Jejak Islam di Bumi Mandar (1): Mata Air Islamisasi

Gambar: Tradisi Sayyang Pattudu atau Kuda Menari di Polewali Mandar untuk merayakan Maulid Nabi Muhammad SAW dan khataman al-Quran. 

Tidarislam.co- Islam konon sudah masuk di masyarakat suku Mandar sejak abad ke-16 M. Ada beberapa teori yang menjelaskan perjalanan Islam hingga akhirnya tersebar sampai ke bumi Mandar.
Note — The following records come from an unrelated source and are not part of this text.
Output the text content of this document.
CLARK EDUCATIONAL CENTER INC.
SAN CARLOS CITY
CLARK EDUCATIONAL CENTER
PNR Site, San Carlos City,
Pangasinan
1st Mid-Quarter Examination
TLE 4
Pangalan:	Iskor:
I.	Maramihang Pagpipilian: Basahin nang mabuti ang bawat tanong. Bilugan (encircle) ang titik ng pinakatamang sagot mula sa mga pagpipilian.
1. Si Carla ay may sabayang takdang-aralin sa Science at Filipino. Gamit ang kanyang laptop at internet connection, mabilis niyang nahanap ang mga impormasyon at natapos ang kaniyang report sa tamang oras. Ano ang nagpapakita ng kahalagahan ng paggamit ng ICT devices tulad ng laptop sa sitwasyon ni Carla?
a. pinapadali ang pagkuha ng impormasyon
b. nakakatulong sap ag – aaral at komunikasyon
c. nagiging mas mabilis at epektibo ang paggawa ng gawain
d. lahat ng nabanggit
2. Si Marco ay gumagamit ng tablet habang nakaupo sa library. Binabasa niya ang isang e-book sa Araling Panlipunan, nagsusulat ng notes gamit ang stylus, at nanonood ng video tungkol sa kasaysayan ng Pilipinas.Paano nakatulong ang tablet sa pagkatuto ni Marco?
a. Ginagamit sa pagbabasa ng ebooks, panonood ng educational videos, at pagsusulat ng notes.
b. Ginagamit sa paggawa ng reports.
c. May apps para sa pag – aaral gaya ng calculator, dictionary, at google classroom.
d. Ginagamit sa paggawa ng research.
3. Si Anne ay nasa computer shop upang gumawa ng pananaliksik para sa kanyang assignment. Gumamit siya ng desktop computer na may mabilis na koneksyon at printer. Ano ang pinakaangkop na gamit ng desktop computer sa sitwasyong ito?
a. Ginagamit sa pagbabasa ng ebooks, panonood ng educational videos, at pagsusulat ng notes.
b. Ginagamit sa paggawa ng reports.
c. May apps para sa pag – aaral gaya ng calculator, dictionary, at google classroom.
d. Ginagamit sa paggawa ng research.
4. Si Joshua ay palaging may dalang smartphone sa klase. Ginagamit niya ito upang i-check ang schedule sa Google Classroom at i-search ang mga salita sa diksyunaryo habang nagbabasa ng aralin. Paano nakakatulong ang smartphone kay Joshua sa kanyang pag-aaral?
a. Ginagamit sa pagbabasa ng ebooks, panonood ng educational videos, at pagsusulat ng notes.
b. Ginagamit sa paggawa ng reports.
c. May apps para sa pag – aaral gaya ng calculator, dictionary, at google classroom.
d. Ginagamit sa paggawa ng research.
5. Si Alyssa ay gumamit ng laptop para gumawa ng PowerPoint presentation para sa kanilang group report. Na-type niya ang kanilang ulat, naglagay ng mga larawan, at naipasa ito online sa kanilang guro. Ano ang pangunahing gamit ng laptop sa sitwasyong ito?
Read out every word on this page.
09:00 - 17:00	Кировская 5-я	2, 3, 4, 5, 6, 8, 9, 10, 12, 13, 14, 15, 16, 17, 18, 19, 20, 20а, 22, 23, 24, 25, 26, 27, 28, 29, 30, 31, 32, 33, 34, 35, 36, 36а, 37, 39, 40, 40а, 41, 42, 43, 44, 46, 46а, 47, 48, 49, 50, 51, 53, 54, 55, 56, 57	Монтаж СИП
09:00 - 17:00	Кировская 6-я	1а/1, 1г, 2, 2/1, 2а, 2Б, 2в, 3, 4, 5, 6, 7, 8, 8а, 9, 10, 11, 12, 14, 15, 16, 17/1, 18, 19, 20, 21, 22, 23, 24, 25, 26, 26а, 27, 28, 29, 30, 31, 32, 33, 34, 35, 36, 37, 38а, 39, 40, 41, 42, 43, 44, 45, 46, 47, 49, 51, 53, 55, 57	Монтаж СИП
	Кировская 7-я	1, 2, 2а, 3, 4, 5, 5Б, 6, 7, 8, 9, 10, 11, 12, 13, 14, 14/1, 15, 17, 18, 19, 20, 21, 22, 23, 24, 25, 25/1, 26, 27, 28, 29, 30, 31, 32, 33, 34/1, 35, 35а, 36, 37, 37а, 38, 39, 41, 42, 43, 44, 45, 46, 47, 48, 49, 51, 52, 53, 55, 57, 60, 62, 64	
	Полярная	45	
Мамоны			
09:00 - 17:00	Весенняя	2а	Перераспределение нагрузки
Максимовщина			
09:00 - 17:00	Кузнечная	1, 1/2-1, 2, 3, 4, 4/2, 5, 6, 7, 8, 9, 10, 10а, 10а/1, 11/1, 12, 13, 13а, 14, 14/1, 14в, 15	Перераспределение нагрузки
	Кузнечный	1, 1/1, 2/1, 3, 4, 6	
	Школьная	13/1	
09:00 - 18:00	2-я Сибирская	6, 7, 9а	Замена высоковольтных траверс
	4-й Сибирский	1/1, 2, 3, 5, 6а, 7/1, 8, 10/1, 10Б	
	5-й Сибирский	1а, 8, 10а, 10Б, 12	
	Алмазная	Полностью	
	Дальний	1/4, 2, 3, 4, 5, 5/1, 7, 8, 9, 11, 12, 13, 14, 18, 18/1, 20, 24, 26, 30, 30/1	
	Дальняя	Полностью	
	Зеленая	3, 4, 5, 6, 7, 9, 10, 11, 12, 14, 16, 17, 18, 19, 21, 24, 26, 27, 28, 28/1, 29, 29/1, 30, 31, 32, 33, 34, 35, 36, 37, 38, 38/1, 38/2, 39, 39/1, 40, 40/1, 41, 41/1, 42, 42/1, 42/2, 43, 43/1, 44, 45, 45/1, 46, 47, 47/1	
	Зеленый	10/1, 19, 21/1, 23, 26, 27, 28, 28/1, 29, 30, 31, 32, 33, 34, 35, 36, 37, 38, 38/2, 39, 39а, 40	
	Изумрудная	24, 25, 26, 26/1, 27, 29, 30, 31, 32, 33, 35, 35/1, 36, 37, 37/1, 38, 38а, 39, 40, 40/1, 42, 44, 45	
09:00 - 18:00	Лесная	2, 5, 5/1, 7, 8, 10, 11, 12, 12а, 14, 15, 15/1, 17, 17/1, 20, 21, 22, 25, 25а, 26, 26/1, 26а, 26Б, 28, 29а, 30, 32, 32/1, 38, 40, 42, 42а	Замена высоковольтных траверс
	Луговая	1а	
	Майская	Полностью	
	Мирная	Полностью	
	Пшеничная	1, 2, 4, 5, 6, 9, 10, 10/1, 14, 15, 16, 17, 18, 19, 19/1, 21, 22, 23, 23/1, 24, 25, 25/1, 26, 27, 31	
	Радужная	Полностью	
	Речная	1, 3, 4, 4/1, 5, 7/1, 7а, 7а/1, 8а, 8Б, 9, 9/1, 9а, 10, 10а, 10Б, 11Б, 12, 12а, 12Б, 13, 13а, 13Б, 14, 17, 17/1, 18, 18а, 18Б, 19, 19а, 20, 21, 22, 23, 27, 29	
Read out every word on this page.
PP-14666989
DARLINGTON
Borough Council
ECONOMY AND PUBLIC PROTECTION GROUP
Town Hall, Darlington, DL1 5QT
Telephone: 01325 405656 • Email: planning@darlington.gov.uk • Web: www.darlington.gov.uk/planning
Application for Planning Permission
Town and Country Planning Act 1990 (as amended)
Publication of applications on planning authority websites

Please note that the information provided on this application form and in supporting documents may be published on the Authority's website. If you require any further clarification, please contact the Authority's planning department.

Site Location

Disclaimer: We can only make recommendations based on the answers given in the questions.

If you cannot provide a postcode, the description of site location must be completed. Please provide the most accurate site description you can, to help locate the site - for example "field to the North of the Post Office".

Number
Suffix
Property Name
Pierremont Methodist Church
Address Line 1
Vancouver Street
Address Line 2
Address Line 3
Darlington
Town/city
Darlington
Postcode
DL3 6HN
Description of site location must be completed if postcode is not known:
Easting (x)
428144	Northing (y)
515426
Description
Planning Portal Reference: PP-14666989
Islam masuk ke Sulawesi setelah terjadi Islamisasi di Jawa pada masa kerajaan Demak seiring pudarnya pengaruh Hindu selama ratusan tahun di masa kerajaan Majapahit.

Islamisasi yang terjadi laksana sumber-sumber mata air yang mengalir dari Barat ke arah Timur di satu muara yang sama, Sulawesi. Satu teori mengatakan bahwa setelah tersebar di Sumatra, Jawa, dan Kalimantan, pengaruh Islam kemudian tersebar hingga ke dataran Sulawesi. Islam dibawa melalui pengaruh dakwah dan politik di daratan oleh para ulama dari Jawa dan Melayu, termasuk Aceh dan Minangkabau.

Sedangkan teori lain mengatakan bahwa Islam masuk bersama aktivitas perdagangan dan dakwah para pedagang yang berlayar melalui jalur laut di wilayah pesisir. Mereka berasal dari luar negeri seperti Timur Tengah, Cina, India, dan Malaka.

Pengaruh Islamisasi Sulawesi Barat terbesar di antaranya berasal dari tanah Jawa, dengan keyakinan bahwa beberapa tokoh penyebar Islam memiliki jaringan keulamaan dengan leluhur dan pengikut Walisongo, penyebar utama Islam di Tanah Jawa.

Beberapa penelitian mutakhir juga semakin menegaskan kuatnya jaringan keulamaan Jawa-Sulawesi (Bugis dan Mandar). Seperti, contohnya, penelitian Masterpiece Islam Nusantara: Sanad & Jejaring Ulama-Santri (1830-1945) karya Zainul Milal Bizawie yang menegaskan bahwa ulama-ulama Mandar memiliki hubungan kuat dengan ulama-ulama Jawa.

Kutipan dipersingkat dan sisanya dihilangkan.